March 18, 2004 (Ira Pilgrim)
Most medical people despise the press, holding attitudes not totally unfamiliar today. Reporters tend to be suckers for every quack, half-quack, over-eager scientist, or naive country doctor who thought that he had a serum to cure tuberculosis, a herbal remedy for cancer, or a new surgical procedure to rejuvenate the aged.
Michael Bliss, 1984
I routinely watch an hour of television news every evening. It seems to me that almost every week there is a new medical research breakthrough. I suspect that these so-called discoveries are a consequence of a public relations person's activities for some company or organization. Every time that a company's product is mentioned on television, a large amount of money is deposited in the company's bank account. The major goal of every company is to make money, and any method, no matter how crooked, may be considered justifiable in pursuit of the almighty dollar..
Not only do TV commercials deliberately mislead the viewer, but many of the claims made are outright lies.
What I find most disturbing are not the commercials, which anyone with a brain knows are baloney, but the commercials masquerading as news stories. Most come out of respectable medical journals. However, the context in which they are presented in the media give them the aura of fact, whereas the vast majority of the articles in medical journals represent a mix of statistics, often of questionable validity, and some doctor's theory.
Dean Edell, in his 1999 book Eat Drink and Be Merry tells about how most of these stories come to the TV station as VNRs (Video News Releases) supplied by a "public relations firm representing a manufacturer, lawyer, nonprofit organization, or other interest group trying to induce a news department to put it on the air." A station receives thousands of these each year and many are aired. In other words, what you may think is a news story is really a commercial.
Having spent much of my life in cancer research, I am very aware of the uncertainty of most research, particularly medical research. Many people have died as a consequence of medical fads presented as fact.
Why does a researcher do a particular experiment? There are two main reasons. The first is to find something out. The researcher asks a question and the experiment is expected to provide an answer. The other purpose is to publish a paper. I remember a physician who was candidating for the position of head of a medical school department. He was in his forties and had over 300 papers to his credit. This is not unusual. Such people are referred to by scientists, with a sneer, as "paperhangers." Much of the content of medical journals are written by paperhangers. The pressure to publish is immense. There is a slogan in the academic world, "Publish or perish." This is often used as an excuse to publish large numbers of papers of questionable validity.
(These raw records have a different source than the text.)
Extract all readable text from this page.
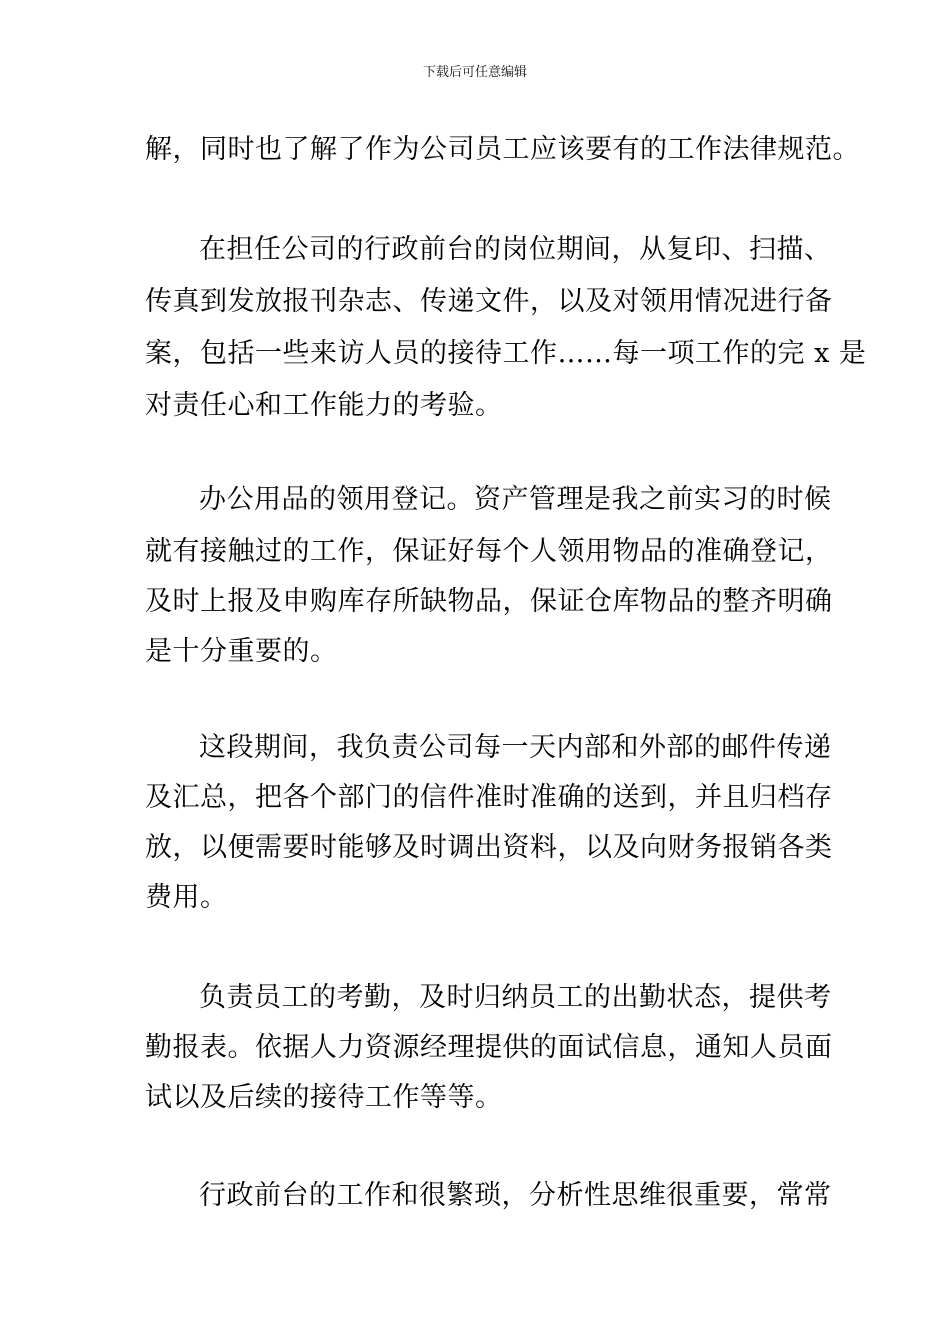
下载后可任意编辑
解，同时也了解了作为公司员工应该要有的工作法律规范。
在担任公司的行政前台的岗位期间，从复印、扫描、
传真到发放报刊杂志、传递文件，以及对领用情况进行备
案，包括一些来访人员的接待工作……每一项工作的完 x 是
对责任心和工作能力的考验。
办公用品的领用登记。资产管理是我之前实习的时候
就有接触过的工作，保证好每个人领用物品的准确登记，
及时上报及申购库存所缺物品，保证仓库物品的整齐明确
是十分重要的。
这段期间，我负责公司每一天内部和外部的邮件传递
及汇总，把各个部门的信件准时准确的送到，并且归档存
放，以便需要时能够及时调出资料，以及向财务报销各类
费用。
负责员工的考勤，及时归纳员工的出勤状态，提供考
勤报表。依据人力资源经理提供的面试信息，通知人员面
试以及后续的接待工作等等。
行政前台的工作和很繁琐，分析性思维很重要，常常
What makes a paper publishable in the best of journals? It has to have important results. If the experiment proves nothing, the chances of it getting published diminishes. Could this affect the honesty of the author? It might. The funds to do the research and the drugs that are tested are usually supplied by the drug company. Would the drug company choose a doctor to test their product who might find it to be worthless? I doubt it.
What I am saying is that it would be a good idea to take anything that you read or see and hear on radio or television with ample salt. This in spite of a warning to avoid excessive amounts of sodium.